Cooked Chicken Scenario Calories Per 100g Why It Shifts
Skinless breast, baked or roasted (plain) 160–170 Lean meat with standard moisture loss
Skinless breast, grilled (plain) 155–170 Heat level and dryness set final water loss
Skinless breast, poached or gently simmered 150–165 Less moisture loss when cooked softly
Skinless breast, pan-seared with oil 170–200 Oil absorption adds calories fast
Rotisserie-style breast (store-prepared) 160–200 Brine, skin contact, and drippings change fat and water
Breast meat with skin left on during cook 190–230 Skin fat raises calorie density
Pre-cooked shredded chicken breast (packaged) 120–190 Added water, salt, and processing vary by brand
Breaded chicken breast cutlets or nuggets 220–320 Breading and frying oil drive calories up

Protein, Fat, And What You Actually Get Per 100g

Calories are one piece of the story. The bigger reason people lean on chicken breast is the protein density. When the meat is skinless and cooked without added fat, it delivers a lot of protein per bite.

In USDA research comparing roasted chicken and rotisserie chicken, roasted breast meat is shown with high protein and low fat per 100 grams, while rotisserie breast can shift based on preparation. That same research also shows that parts like thigh and skin carry more fat. If you want a data-backed view of how these nutrients change between preparations, the USDA ARS comparison resource is a strong read: USDA ARS Rotisserie vs Roasted Chicken Data.

What This Means In Practice

  • If your goal is lean protein, plain skinless breast is hard to beat.
  • If your chicken tastes richer than usual, check the fat source: skin, oil, butter, or drippings.
  • If your tracking swings week to week, the cause is often cooking method plus moisture loss, not the chicken itself.

Portion Math That Works Every Time

Once you pick a per-100g calorie number that matches your style of chicken, the rest is simple multiplication. Use cooked weight and keep the math boring.

Pick A Practical Baseline

If your chicken is skinless and cooked without added fat, many people use 165 calories per 100 grams as a steady baseline. If your chicken is poached and stays juicy, 155–160 can fit better. If you pan-cook in oil, bump the number or log the oil separately.

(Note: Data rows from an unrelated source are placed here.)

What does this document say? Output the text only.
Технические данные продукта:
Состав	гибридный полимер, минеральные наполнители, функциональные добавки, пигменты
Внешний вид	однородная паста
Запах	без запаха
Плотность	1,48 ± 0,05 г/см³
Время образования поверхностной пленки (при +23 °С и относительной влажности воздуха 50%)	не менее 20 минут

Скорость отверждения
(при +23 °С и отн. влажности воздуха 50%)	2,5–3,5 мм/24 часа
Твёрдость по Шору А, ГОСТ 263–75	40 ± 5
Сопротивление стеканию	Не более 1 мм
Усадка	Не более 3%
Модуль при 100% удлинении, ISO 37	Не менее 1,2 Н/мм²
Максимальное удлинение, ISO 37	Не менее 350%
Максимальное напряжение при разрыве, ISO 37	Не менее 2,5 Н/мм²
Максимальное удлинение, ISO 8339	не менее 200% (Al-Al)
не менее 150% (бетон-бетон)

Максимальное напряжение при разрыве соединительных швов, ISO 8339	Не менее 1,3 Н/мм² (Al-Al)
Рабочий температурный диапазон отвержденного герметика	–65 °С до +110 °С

Table: Cooked Weight To Calorie Estimate

The table below uses a baseline of 165 calories per 100 grams for plain, cooked, skinless breast meat. Adjust if your method is oil-heavy or skin-on.

Cooked Portion Weight Calories At 165 Per 100g Fast Check
50g 83 Half of 100g
75g 124 Three quarters of 100g
100g 165 Baseline
125g 206 Baseline + one quarter
150g 248 Baseline + half
200g 330 Double baseline

Common Tracking Traps And Easy Fixes

Trap: Logging Raw Calories For Cooked Weight

If you weigh cooked chicken and log it as raw, you’ll undercount. Cooked meat weighs less, so each 100 grams holds more calories than 100 grams raw. Fix: match the database entry to the state you weigh.

Trap: Calling Every Product “Skinless Chicken Breast”

Deli slices, pre-shredded packs, and rotisserie meat can be salted, enhanced, or cooked with skin contact. Fix: log the product as-is when you have a label, or choose a database entry that matches the preparation.

Trap: Ignoring Cooking Fat

Oil, butter, and drippings can turn “lean chicken” into a higher-calorie meal. Fix: measure cooking fat when you can, or pick a higher per-100g number for pan-seared chicken.

A Practical Bottom Line For Everyday Meals

If you want one steady number for most home-cooked, skinless chicken breast, 165 calories per 100 grams is a solid anchor. It fits many common database entries for cooked breast meat and works well for meal prep. Then adjust when your cooking style changes.

Use your scale, match the entry to how you weighed the food, and keep your logging method consistent. When the method stays the same, your results stay steady too.